France: the cumbersome work of a figure of contemporary art, accused of rape of minors

Can we separate the artist from his work? This inflammable philosophical debate took place in a popular district of the Paris region, divided vis-à-vis a monumental light installation by the famous French plastic artist Claude Lévêque, today accused of rape of minors.

The subject is very sensitive: testimonies, complaints of rape or sexual assault and investigations targeting personalities, artistic but also political, have multiplied in France in recent years. Certain investigations were closed without follow-up.

On the heights of the city of Montreuil, which adjoins Paris, three large stainless steel circles set with light bulbs unfold around the pillars of a decrepit water tower, in the central square of the Bel Air district.

Almost invisible during the day, the work lights up at nightfall. Then the circles are transfigured into blue hoops, which seem to twirl gracefully around the structure.

However, since January, this nocturnal hula-hoop has ceased.

Montreuil turned off the installation “Modern Dance”, a few days after learning that its designer, internationally renowned, had been the subject since 2019 of an investigation for rape and sexual assault on minors under 15, which dates back to mid-1980s.

“Sad” and “gloomy” neighborhood

Claude Lévêque, 68, is accused by a fifty-year-old sculptor who says he was a victim with his two brothers.

This extinction – without dismantling – had been decided “to respond to the shock of the inhabitants which was expressed at the time”, explains the town hall. “The work was obvious to passers-by” and even imposed itself on those who no longer wished to see it, estimates the city, which must contractually maintain it for 25 years.

During a year of status quo, the three circles thus remained in place on the water tower, extinct, ignored.

It was then that a slingshot woke up. At the end of November, the Bel Air neighborhood council sent a letter to the town hall asking them to turn the installation back on.

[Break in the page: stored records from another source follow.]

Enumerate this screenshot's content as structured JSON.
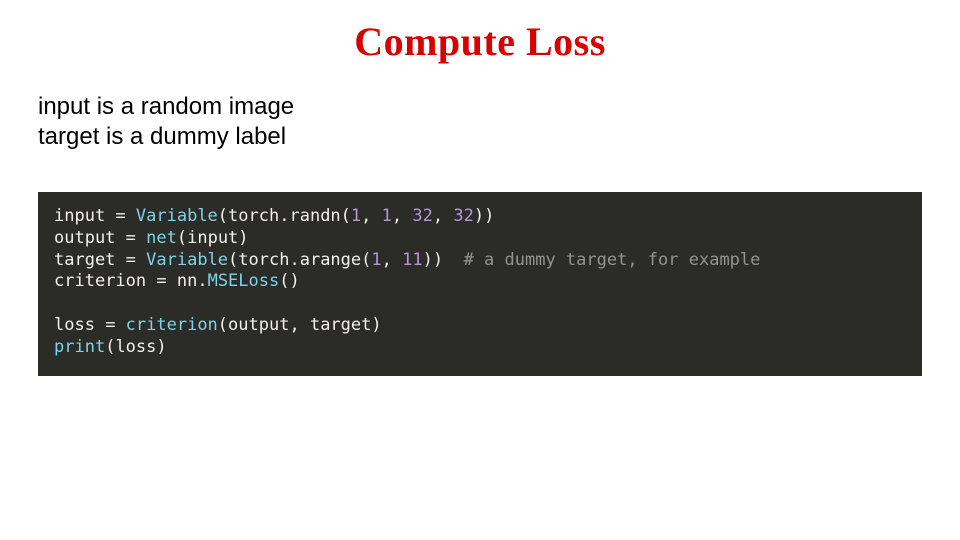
{
  "title": "Compute Loss",
  "desc_line1": "input is a random image",
  "desc_line2": "target is a dummy label",
  "code": {
    "l1": {
      "v_input": "input",
      "eq": " = ",
      "Variable": "Variable",
      "op1": "(",
      "torch": "torch",
      "dot1": ".",
      "randn": "randn",
      "op2": "(",
      "n1": "1",
      "c1": ", ",
      "n2": "1",
      "c2": ", ",
      "n3": "32",
      "c3": ", ",
      "n4": "32",
      "cl": "))"
    },
    "l2": {
      "v_output": "output",
      "eq": " = ",
      "net": "net",
      "op": "(",
      "arg": "input",
      "cl": ")"
    },
    "l3": {
      "v_target": "target",
      "eq": " = ",
      "Variable": "Variable",
      "op1": "(",
      "torch": "torch",
      "dot": ".",
      "arange": "arange",
      "op2": "(",
      "n1": "1",
      "c1": ", ",
      "n2": "11",
      "cl": "))",
      "sp": "  ",
      "comment": "# a dummy target, for example"
    },
    "l4": {
      "v_crit": "criterion",
      "eq": " = ",
      "nn": "nn",
      "dot": ".",
      "MSELoss": "MSELoss",
      "parens": "()"
    },
    "l5_blank": " ",
    "l6": {
      "v_loss": "loss",
      "eq": " = ",
      "criterion": "criterion",
      "op": "(",
      "a1": "output",
      "c": ", ",
      "a2": "target",
      "cl": ")"
    },
    "l7": {
      "print": "print",
      "op": "(",
      "arg": "loss",
      "cl": ")"
    }
  }
}
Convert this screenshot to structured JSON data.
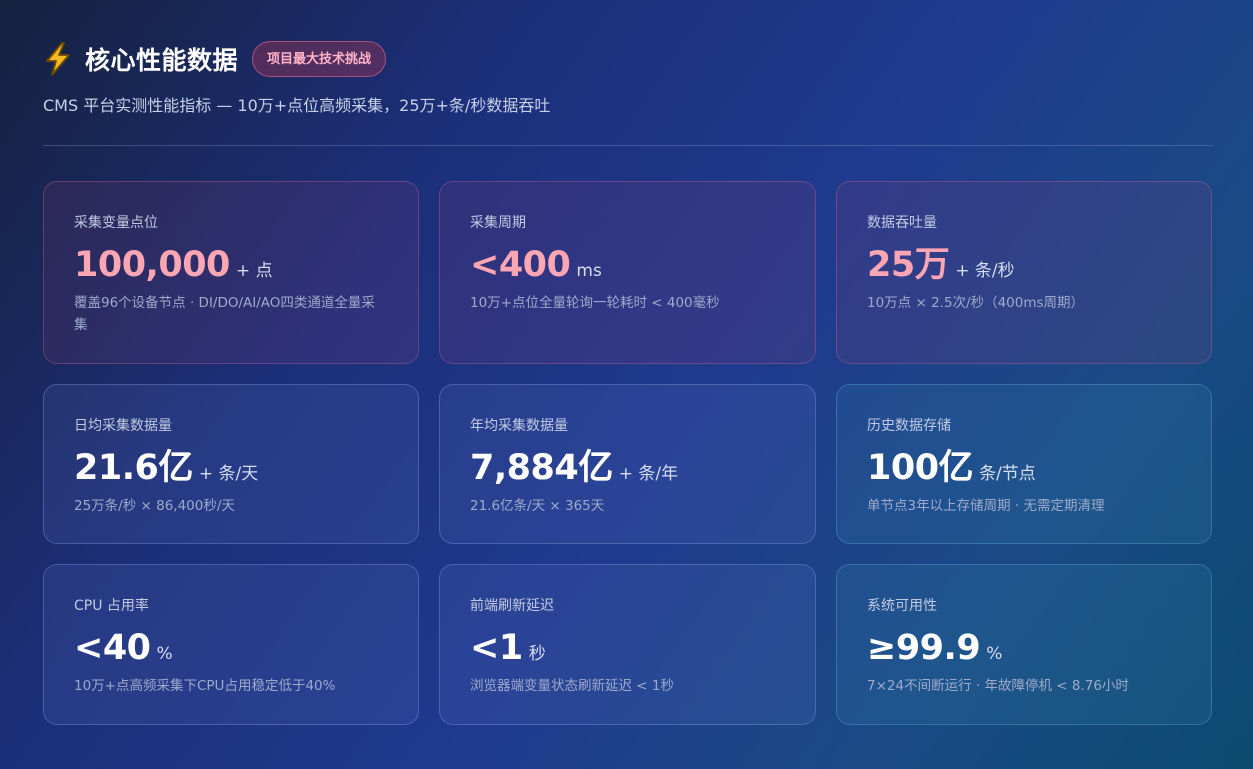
{
  "header": {
    "icon": "lightning-bolt-icon",
    "title": "核心性能数据",
    "badge": "项目最大技术挑战",
    "subtitle": "CMS 平台实测性能指标 — 10万+点位高频采集，25万+条/秒数据吞吐"
  },
  "colors": {
    "accent_pink": "#fca5b3",
    "badge_text": "#ffb3c6",
    "value_white": "#ffffff"
  },
  "cards": [
    {
      "label": "采集变量点位",
      "value": "100,000",
      "unit": "+ 点",
      "desc": "覆盖96个设备节点 · DI/DO/AI/AO四类通道全量采集"
    },
    {
      "label": "采集周期",
      "value": "<400",
      "unit": "ms",
      "desc": "10万+点位全量轮询一轮耗时 < 400毫秒"
    },
    {
      "label": "数据吞吐量",
      "value": "25万",
      "unit": "+ 条/秒",
      "desc": "10万点 × 2.5次/秒（400ms周期）"
    },
    {
      "label": "日均采集数据量",
      "value": "21.6亿",
      "unit": "+ 条/天",
      "desc": "25万条/秒 × 86,400秒/天"
    },
    {
      "label": "年均采集数据量",
      "value": "7,884亿",
      "unit": "+ 条/年",
      "desc": "21.6亿条/天 × 365天"
    },
    {
      "label": "历史数据存储",
      "value": "100亿",
      "unit": "条/节点",
      "desc": "单节点3年以上存储周期 · 无需定期清理"
    },
    {
      "label": "CPU 占用率",
      "value": "<40",
      "unit": "%",
      "desc": "10万+点高频采集下CPU占用稳定低于40%"
    },
    {
      "label": "前端刷新延迟",
      "value": "<1",
      "unit": "秒",
      "desc": "浏览器端变量状态刷新延迟 < 1秒"
    },
    {
      "label": "系统可用性",
      "value": "≥99.9",
      "unit": "%",
      "desc": "7×24不间断运行 · 年故障停机 < 8.76小时"
    }
  ]
}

In this text, consulted by AFP, this body of participatory democracy argues that the inhabitants have appropriated this work, now integrated into “local heritage”, and that appreciating it does not mean any form of support for its creator.

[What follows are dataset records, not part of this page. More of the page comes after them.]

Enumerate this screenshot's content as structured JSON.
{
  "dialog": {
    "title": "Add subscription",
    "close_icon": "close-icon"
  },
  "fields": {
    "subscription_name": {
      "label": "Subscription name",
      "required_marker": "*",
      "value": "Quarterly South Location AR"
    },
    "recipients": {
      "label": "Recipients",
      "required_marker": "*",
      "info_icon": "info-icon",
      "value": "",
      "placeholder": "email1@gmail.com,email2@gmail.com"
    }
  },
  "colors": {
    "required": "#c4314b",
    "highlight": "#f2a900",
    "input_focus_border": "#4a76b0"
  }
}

Without this illumination, this working-class district has become “sad” and “gloomy”, laments the letter. Many residents don’t even know anything about the story with Claude Lévêque and just think that the work is down, or broken.

“I do not understand the meaning of turning off the lights to fight against pedophilia,” annoys Delphes Desvoivres, a sculptor living in Bel Air and one of the initiators of this petition.

“Magical and beautiful”

For this woman, who testified before the commission on pedocriminality in the Church of the sexual abuse inflicted on her father by a priest, “turning off the lights never helped anyone get better…”.

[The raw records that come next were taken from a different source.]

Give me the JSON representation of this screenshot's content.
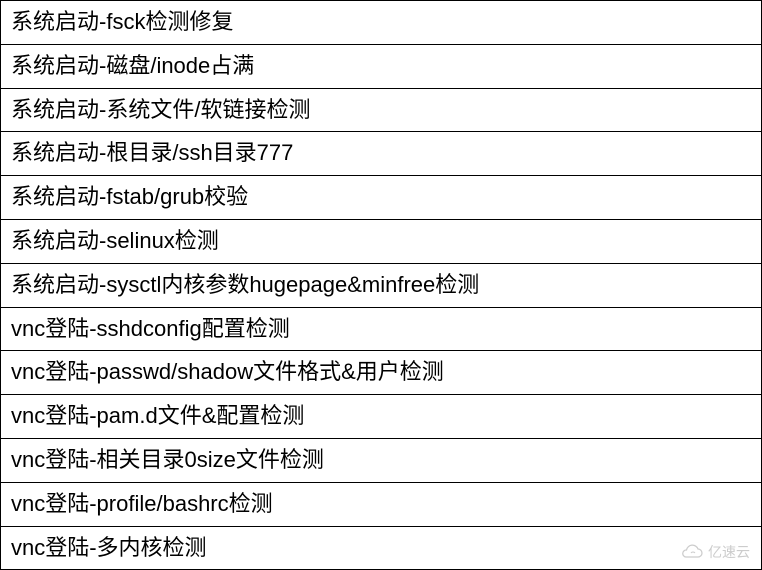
{
  "table": {
    "rows": [
      {
        "text": "系统启动-fsck检测修复"
      },
      {
        "text": "系统启动-磁盘/inode占满"
      },
      {
        "text": "系统启动-系统文件/软链接检测"
      },
      {
        "text": "系统启动-根目录/ssh目录777"
      },
      {
        "text": "系统启动-fstab/grub校验"
      },
      {
        "text": "系统启动-selinux检测"
      },
      {
        "text": "系统启动-sysctl内核参数hugepage&minfree检测"
      },
      {
        "text": "vnc登陆-sshdconfig配置检测"
      },
      {
        "text": "vnc登陆-passwd/shadow文件格式&用户检测"
      },
      {
        "text": "vnc登陆-pam.d文件&配置检测"
      },
      {
        "text": "vnc登陆-相关目录0size文件检测"
      },
      {
        "text": "vnc登陆-profile/bashrc检测"
      },
      {
        "text": "vnc登陆-多内核检测"
      }
    ]
  },
  "watermark": {
    "text": "亿速云"
  }
}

For the inhabitants of Bel Air, the work of Claude Lévêque was a kind of local pride. Something unique, rewarding. “It’s magical and beautiful. Honestly, apart from the bars of buildings, there is not much beautiful in the district, ”testifies Mimoun, resident of social housing for 16 years.

Commissioned by the municipality to the plastic surgeon, resident of Montreuil, “Modern Dance” also symbolized a form of rebirth of the district. Its installation in 2015 marked the culmination of a decade of gigantic urban renewal works to rehabilitate this area which was afflicted by insecurity and poverty.

However, even locally, the re-ignition of Modern Dance is not unanimous. And sometimes gives rise to electrical exchanges.

Kindergarten teacher, Cécile Miquel regularly showed her students the work of Claude Lévêque, an artist she admired.

However, since the revelation of the case, the installation of the plastic surgeon causes in her an epidermal rejection. “I have had enough of this injunction to separate things from everything,” she told AFP. “We are what we do. We cannot store pedophile acts in a drawer ”.

With her association of parents of pupils, this contemporary art lover firmly defends the extinction of the lights “to show that in 2021 we want things to change. That children understand that they have the right to speak and that the adults will be there to listen to them, take note and act on them ”.